This analysis examines the role of Ashraf Ghani’s personal choices alongside structural constraints and external shocks, explaining how a sequence of decisions—from the Doha Agreement to the fall of Kabul—accelerated and shaped Afghanistan’s collapse. The central argument is that while the loss of critical support and a crisis of legitimacy created the conditions for failure, Ghani’s governing style and decisions served as catalysts that intensified it.
The stage shifted on February 29, 2020, when the Doha Agreement sidelined the Afghan government from formal talks and spread the message through local networks that the Taliban were the “government-in-waiting.” The election crisis that dragged on for more than five months, the parallel inaugurations on March 9, and the political deal of May 17, 2020 further entrenched elite fragmentation and eroded public trust. In such conditions, Ghani’s government needed three pillars to withstand external pressure: horizontal coalition-building with local actors, stability in the security command chain, and a credible transition plan that would raise the cost of surrender for commanders in the field.
Ghani’s governing style, however, rested on centralization and a narrow consultation circle. He relied on a small group of technocrats and security advisers, marginalizing mediators and local power brokers. In a political system like Afghanistan’s—where authority flows through provincial networks and intermediaries—reducing their stake meant weakening their sense of ownership over the republic. When district collapses accelerated in July 2021, this social and political disconnect became visible: commanders and local leaders had fewer incentives to resist the wave of negotiated surrenders because their links with Kabul were already frayed.
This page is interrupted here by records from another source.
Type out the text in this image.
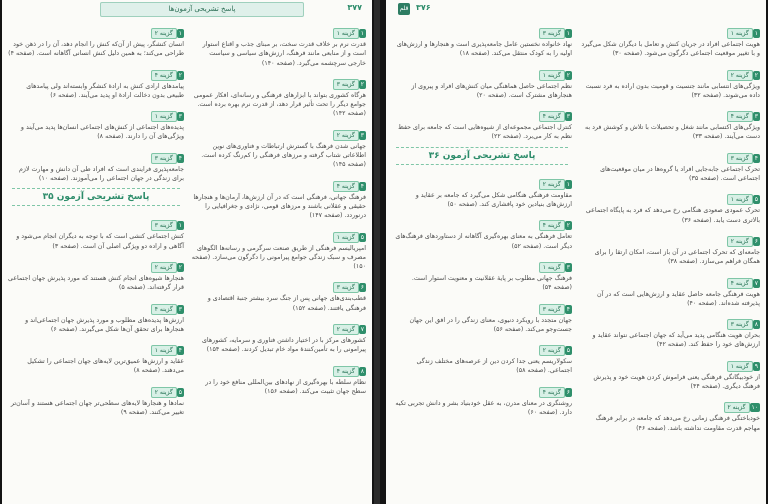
۳۷۷
پاسخ تشریحی آزمون‌ها
۱گزینه ۱

قدرت نرم بر خلاف قدرت سخت، بر مبنای جذب و اقناع استوار است و از منابعی مانند فرهنگ، ارزش‌های سیاسی و سیاست خارجی سرچشمه می‌گیرد. (صفحه ۱۴۰)

۲گزینه ۳

هرگاه کشوری بتواند با ابزارهای فرهنگی و رسانه‌ای، افکار عمومی جوامع دیگر را تحت تأثیر قرار دهد، از قدرت نرم بهره برده است. (صفحه ۱۴۲)

۳گزینه ۲

جهانی شدن فرهنگ با گسترش ارتباطات و فناوری‌های نوین اطلاعاتی شتاب گرفته و مرزهای فرهنگی را کم‌رنگ کرده است. (صفحه ۱۴۵)

۴گزینه ۴

فرهنگ جهانی، فرهنگی است که در آن ارزش‌ها، آرمان‌ها و هنجارها حقیقی و عقلانی باشند و مرزهای قومی، نژادی و جغرافیایی را درنوردد. (صفحه ۱۴۷)

۵گزینه ۱

امپریالیسم فرهنگی از طریق صنعت سرگرمی و رسانه‌ها الگوهای مصرف و سبک زندگی جوامع پیرامونی را دگرگون می‌سازد. (صفحه ۱۵۰)

۶گزینه ۳

قطب‌بندی‌های جهانی پس از جنگ سرد بیشتر جنبهٔ اقتصادی و فرهنگی یافتند. (صفحه ۱۵۲)

۷گزینه ۲

کشورهای مرکز با در اختیار داشتن فناوری و سرمایه، کشورهای پیرامونی را به تأمین‌کنندهٔ مواد خام تبدیل کردند. (صفحه ۱۵۴)

۸گزینه ۴

نظام سلطه با بهره‌گیری از نهادهای بین‌المللی منافع خود را در سطح جهان تثبیت می‌کند. (صفحه ۱۵۶)

۱گزینه ۲

انسان کنشگر، پیش از آن‌که کنش را انجام دهد، آن را در ذهن خود طراحی می‌کند؛ به همین دلیل کنش انسانی آگاهانه است. (صفحه ۴)

۲گزینه ۴

پیامدهای ارادی کنش به ارادهٔ کنشگر وابسته‌اند ولی پیامدهای طبیعی بدون دخالت ارادهٔ او پدید می‌آیند. (صفحه ۶)

۳گزینه ۱

پدیده‌های اجتماعی از کنش‌های اجتماعی انسان‌ها پدید می‌آیند و ویژگی‌های آن را دارند. (صفحه ۸)

۴گزینه ۳

جامعه‌پذیری فرایندی است که افراد طی آن دانش و مهارت لازم برای زندگی در جهان اجتماعی را می‌آموزند. (صفحه ۱۰)

پاسخ تشریحی آزمون ۳۵
۱گزینه ۳

کنش اجتماعی کنشی است که با توجه به دیگران انجام می‌شود و آگاهی و اراده دو ویژگی اصلی آن است. (صفحه ۳)

۲گزینه ۲

هنجارها شیوه‌های انجام کنش هستند که مورد پذیرش جهان اجتماعی قرار گرفته‌اند. (صفحه ۵)

۳گزینه ۴

ارزش‌ها پدیده‌های مطلوب و مورد پذیرش جهان اجتماعی‌اند و هنجارها برای تحقق آن‌ها شکل می‌گیرند. (صفحه ۶)

۴گزینه ۱

عقاید و ارزش‌ها عمیق‌ترین لایه‌های جهان اجتماعی را تشکیل می‌دهند. (صفحه ۸)

۵گزینه ۲

نمادها و هنجارها لایه‌های سطحی‌تر جهان اجتماعی هستند و آسان‌تر تغییر می‌کنند. (صفحه ۹)

۳۷۶
قلم
۱گزینه ۱

هویت اجتماعی افراد در جریان کنش و تعامل با دیگران شکل می‌گیرد و با تغییر موقعیت اجتماعی دگرگون می‌شود. (صفحه ۳۰)

۲گزینه ۲

ویژگی‌های انتسابی مانند جنسیت و قومیت بدون اراده به فرد نسبت داده می‌شوند. (صفحه ۳۲)

۳گزینه ۴

ویژگی‌های اکتسابی مانند شغل و تحصیلات با تلاش و کوشش فرد به دست می‌آیند. (صفحه ۳۳)

۴گزینه ۳

تحرک اجتماعی جابه‌جایی افراد یا گروه‌ها در میان موقعیت‌های اجتماعی است. (صفحه ۳۵)

۵گزینه ۱

تحرک عمودی صعودی هنگامی رخ می‌دهد که فرد به پایگاه اجتماعی بالاتری دست یابد. (صفحه ۳۶)

۶گزینه ۲

جامعه‌ای که تحرک اجتماعی در آن باز است، امکان ارتقا را برای همگان فراهم می‌سازد. (صفحه ۳۸)

۷گزینه ۴

هویت فرهنگی جامعه حاصل عقاید و ارزش‌هایی است که در آن پذیرفته شده‌اند. (صفحه ۴۰)

۸گزینه ۳

بحران هویت هنگامی پدید می‌آید که جهان اجتماعی نتواند عقاید و ارزش‌های خود را حفظ کند. (صفحه ۴۲)

۹گزینه ۱

از خودبیگانگی فرهنگی یعنی فراموش کردن هویت خود و پذیرش فرهنگ دیگری. (صفحه ۴۴)

۱۰گزینه ۲

خودباختگی فرهنگی زمانی رخ می‌دهد که جامعه در برابر فرهنگ مهاجم قدرت مقاومت نداشته باشد. (صفحه ۴۶)

۱گزینه ۳

نهاد خانواده نخستین عامل جامعه‌پذیری است و هنجارها و ارزش‌های اولیه را به کودک منتقل می‌کند. (صفحه ۱۸)

۲گزینه ۱

نظم اجتماعی حاصل هماهنگی میان کنش‌های افراد و پیروی از هنجارهای مشترک است. (صفحه ۲۰)

۳گزینه ۴

کنترل اجتماعی مجموعه‌ای از شیوه‌هایی است که جامعه برای حفظ نظم به کار می‌برد. (صفحه ۲۲)

پاسخ تشریحی آزمون ۳۶
۱گزینه ۲

مقاومت فرهنگی هنگامی شکل می‌گیرد که جامعه بر عقاید و ارزش‌های بنیادین خود پافشاری کند. (صفحه ۵۰)

۲گزینه ۴

تعامل فرهنگی به معنای بهره‌گیری آگاهانه از دستاوردهای فرهنگ‌های دیگر است. (صفحه ۵۲)

۳گزینه ۱

فرهنگ جهانی مطلوب بر پایهٔ عقلانیت و معنویت استوار است. (صفحه ۵۴)

۴گزینه ۳

جهان متجدد با رویکرد دنیوی، معنای زندگی را در افق این جهان جست‌وجو می‌کند. (صفحه ۵۶)

۵گزینه ۲

سکولاریسم یعنی جدا کردن دین از عرصه‌های مختلف زندگی اجتماعی. (صفحه ۵۸)

۶گزینه ۴

روشنگری در معنای مدرن، به عقل خودبنیاد بشر و دانش تجربی تکیه دارد. (صفحه ۶۰)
After the Doha Agreement, Ghani also rejected “transition models.” He refused proposals for an interim government or time-bound transfer of power, insisting that the Taliban must integrate into the existing republic. This stance weakened the republic’s bargaining hand and gave time to the Taliban. By combining steady territorial advances, cutting rural and border supply lines, and forging a network of local deals, the Taliban gradually reduced the cost of resistance. Kabul’s failure to present a credible transition framework made many local commanders assume that the future lay outside the palace, and they recalculated their interests accordingly.
On the security front, spring and summer 2021 were marked by repeated reshuffles in top military and ministerial positions. These late changes arrived at the very moment the system needed cohesion. At the same time, after the U.S. announced withdrawal timelines, the external support network that had sustained equipment, mobility, and air power began to evaporate. Afghanistan’s security forces had been built around dependence on outside air and technical support; once that pillar collapsed, a defensive doctrine without an offensive counterpart turned into holding isolated positions and a rapid erosion of morale. No consistent and credible message from the top reached the battlefield, magnifying the damage.
Narrative management also fell out of sync with battlefield realities. Reassurances about full readiness and the improbability of collapse clashed with reports coming from the front lines. This mismatch delayed political and military recalibration and undermined the government’s credibility with local actors. When a number of provincial capitals fell with little resistance, a contagion effect took hold. The wave of surrenders spread not only because of Taliban military superiority, but because expectations of Kabul’s capacity and will collapsed.
August 15, 2021, became the convergence point of all these dynamics. The president’s decision to leave the capital—framed as an attempt to “prevent bloodshed”—created a command vacuum and turned a military collapse into an administrative and psychological one. His staying might not have changed the broad arc of history, but it could have altered how the end unfolded: coordinating an orderly evacuation, negotiating a managed transfer, and sending a unified message to prevent total institutional breakdown. This is where individual agency, even within tight structural constraints, becomes measurable.
Yet any accurate assessment must place these choices back into the structural context. Without the reduction and eventual cessation of vital external support, and without the psychological shock of the Doha Agreement, a collapse of such speed would have been unlikely. Chronic corruption, a rentier economy, and the crisis of legitimacy—exposed by the election dispute and the parallel inaugurations of March 9 and the political deal of May 17, 2020—had already weakened the state long before summer 2021. Ghani’s role must be viewed within this environment: not as the sole cause, but as the factor that shaped the velocity and character of the end—centralization instead of coalition-building, resistance to transition models, delayed security reshuffles, a narrative divorced from reality, and the decision of August 15.
Ultimately, the events of August 15, 2021 offer three lessons for public policy. First, in multilayered political systems, horizontal coalition-building and institutionalized participation of local actors must be strengthened. Second, security-sector design must minimize external dependency and include practical scenarios for periods of reduced support. Third, mechanisms for power transfer must be drafted before crises emerge, so that the cost of surrender remains high for mid-level political and security actors. Without these reforms, any future government— even with external backing—will remain fragile in the face of similar shocks.
The opinions expressed here are those of the authors alone and do not reflect Deeyar’s editorial stance.